El documento, publicado en las redes de la Cancillería peruana y fechado en Lima el 3 de enero de 2026, reafirma el compromiso del Perú con los principios del Derecho Internacional y la Carta de las Naciones Unidas, enfatizando la preservación de la paz, la seguridad y la solución pacífica de controversias.
En su punto central, el comunicado califica al gobierno de Nicolás Maduro como “ilegítimo” y lo acusa de violar sistemáticamente los derechos humanos del pueblo venezolano mediante torturas, detenciones arbitrarias e ilegales, así como de destruir el Estado de derecho. Además, destaca que la delincuencia organizada transnacional –en particular los cárteles del narcotráfico operando desde Venezuela– representa una “grave amenaza para la seguridad hemisférica y la estabilidad de nuestros Estados”.
El Gobierno peruano hace un llamado explícito a una “pronta solución de la situación política en Venezuela”, en favor de una transición que respete plenamente el derecho internacional, los derechos humanos y las “legítimas y genuinas aspiraciones del pueblo venezolano de vivir en democracia”, con el apoyo de la comunidad regional.
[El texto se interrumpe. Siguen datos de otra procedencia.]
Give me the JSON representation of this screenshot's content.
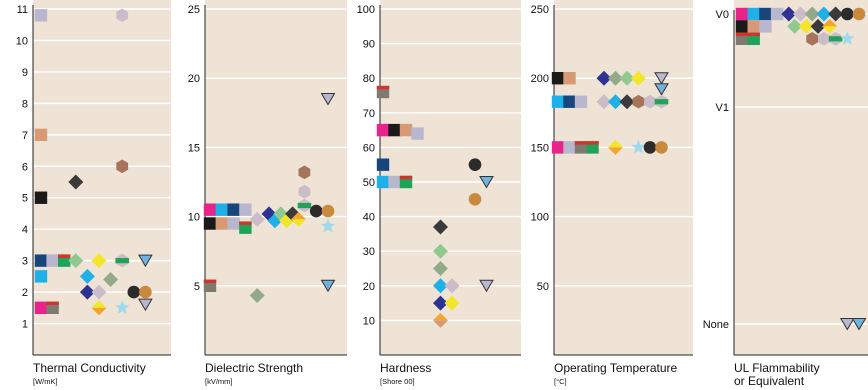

Finalmente, la Cancillería informa que monitorea permanentemente la situación de la comunidad peruana en Venezuela y que, hasta el momento, no se han reportado incidentes afectando a connacionales peruanos.
Contexto regional: división en Latinoamérica
La posición peruana se inscribe en un espectro moderado dentro de la polarizada reacción latinoamericana. Mientras países como Argentina (Javier Milei), Ecuador (Daniel Noboa) y Paraguay celebraron abiertamente el fin del régimen chavista, naciones como Brasil (Lula da Silva), México (Claudia Sheinbaum), Colombia (Gustavo Petro) y Cuba condenaron la intervención como una violación flagrante de la soberanía.
En Perú, la clase política reflejó esta dualidad: figuras de derecha como Keiko Fujimori, Rafael López Aliaga y Fernando Rospigliosi (Fuerza Popular) saludaron la captura como “gran noticia” y el fin de una “narcodictadura”. Por el contrario, sectores de izquierda como Guido Bellido (Podemos Perú) rechazaron la acción como un “ataque criminal” e invocaron solidaridad con Venezuela.
Celebraciones en la diáspora venezolana en Perú
En Lima, decenas de venezolanos –parte de la comunidad de más de 1,5 millones de migrantes en el país– se congregaron espontáneamente frente a la embajada de Venezuela para celebrar. Con banderas tricolor, cacerolazos y lágrimas de emoción, gritaron “¡Libertad!” y “¡Venezuela libre!”. Muchos enviaron mensajes a familiares en Caracas recomendando precaución ante posibles represalias de colectivos chavistas.
Implicaciones para la región
Expertos destacan que la postura peruana busca equilibrar el rechazo a la vía militar unilateral con la crítica histórica al régimen de Maduro, al que Perú dejó de reconocer como legítimo desde 2019. El comunicado evita respaldar explícitamente la operación estadounidense, priorizando una transición pacífica y democrática, posiblemente alineada con posiciones de la Unión Europea y la OEA.
Mientras el mundo aguarda detalles de la conferencia de prensa anunciada por Donald Trump en Mar-a-Lago, Perú se posiciona como un actor cauteloso en una crisis que redefine el mapa político de América Latina.